Fundada en Madrid en 2015 por tres pedagogos cansados de las clases en cadena. Hoy somos un equipo de 28 personas que acompaña a 4.870 estudiantes en toda España.
¿Por qué los mismos métodos sirven para todos los niños? ¿Por qué seguimos midiendo lo que es fácil de medir y no lo que importa? ¿Por qué la tecnología educativa no se atreve a personalizar de verdad? Esas tres preguntas nos llevaron, en 2015, a alquilar un piso en Chamberí y a abrir aulas de seis estudiantes con un tutor por alumno.
Once años después seguimos en Madrid, pero también acompañamos a estudiantes en Barcelona, Valencia, Sevilla y Bilbao a través de nuestra plataforma adaptativa.

Pedagogos, psicólogos educativos, ingenieros de datos y diseñadores instruccionales trabajando en el mismo edificio de Velázquez 24.




El currículo se adapta al estudiante, nunca al revés.

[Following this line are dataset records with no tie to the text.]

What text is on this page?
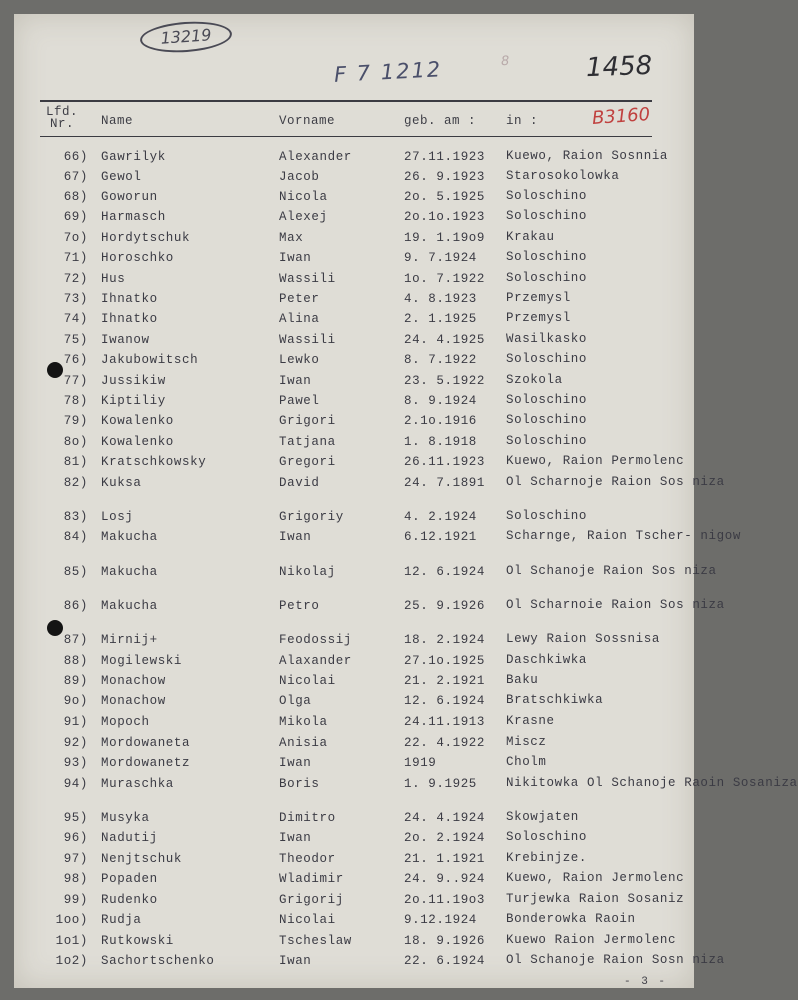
13219
F 7 1212	8	1458
B3160
Lfd. Nr.	Name	Vorname	geb. am : in :
66) Gawrilyk	Alexander	27.11.1923 Kuewo, Raion Sosnnia
67) Gewol	Jacob	26. 9.1923 Starosokolowka
68) Goworun	Nicola	2o. 5.1925 Soloschino
69) Harmasch	Alexej	2o.1o.1923 Soloschino
7o) Hordytschuk	Max	19. 1.19o9 Krakau
71) Horoschko	Iwan	9. 7.1924 Soloschino
72) Hus	Wassili	1o. 7.1922 Soloschino
73) Ihnatko	Peter	4. 8.1923 Przemysl
74) Ihnatko	Alina	2. 1.1925 Przemysl
75) Iwanow	Wassili	24. 4.1925 Wasilkasko
76) Jakubowitsch	Lewko	8. 7.1922 Soloschino
77) Jussikiw	Iwan	23. 5.1922 Szokola
78) Kiptiliy	Pawel	8. 9.1924 Soloschino
79) Kowalenko	Grigori	2.1o.1916 Soloschino
8o) Kowalenko	Tatjana	1. 8.1918 Soloschino
81) Kratschkowsky	Gregori	26.11.1923 Kuewo, Raion Permolenc
82) Kuksa	David	24. 7.1891 Ol Scharnoje Raion Sos niza
83) Losj	Grigoriy	4. 2.1924 Soloschino
84) Makucha	Iwan	6.12.1921 Scharnge, Raion Tscher- nigow
85) Makucha	Nikolaj	12. 6.1924 Ol Schanoje Raion Sos niza
86) Makucha	Petro	25. 9.1926 Ol Scharnoie Raion Sos niza
87) Mirnij+	Feodossij	18. 2.1924 Lewy Raion Sossnisa
88) Mogilewski	Alaxander	27.1o.1925 Daschkiwka
89) Monachow	Nicolai	21. 2.1921 Baku
9o) Monachow	Olga	12. 6.1924 Bratschkiwka
91) Mopoch	Mikola	24.11.1913 Krasne
92) Mordowaneta	Anisia	22. 4.1922 Miscz
93) Mordowanetz	Iwan	1919	Cholm
94) Muraschka	Boris	1. 9.1925 Nikitowka Ol Schanoje Raoin Sosaniza
95) Musyka	Dimitro	24. 4.1924 Skowjaten
96) Nadutij	Iwan	2o. 2.1924 Soloschino
97) Nenjtschuk	Theodor	21. 1.1921 Krebinjze.
98) Popaden	Wladimir	24. 9..924 Kuewo, Raion Jermolenc
99) Rudenko	Grigorij	2o.11.19o3 Turjewka Raion Sosaniz
1oo) Rudja	Nicolai	9.12.1924 Bonderowka Raoin
1o1) Rutkowski	Tscheslaw	18. 9.1926 Kuewo Raion Jermolenc
1o2) Sachortschenko	Iwan	22. 6.1924 Ol Schanoje Raion Sosn niza
- 3 -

Cada decisión pasa por esa pregunta.
Cada semana medimos avance, esfuerzo y bienestar. Si los datos no mejoran, cambiamos el plan.
Un tutor real, con nombre y rostro, asignado a cada estudiante. Nunca un algoritmo solo.
Cada mes, una sesión con la familia para alinear hábitos, expectativas y ritmos.
Si el estudiante necesita otra cosa, lo decimos. No vendemos lo que no resuelve un problema real.
No hay clases interminables. Sesiones de 50 minutos máximo, con descansos protegidos.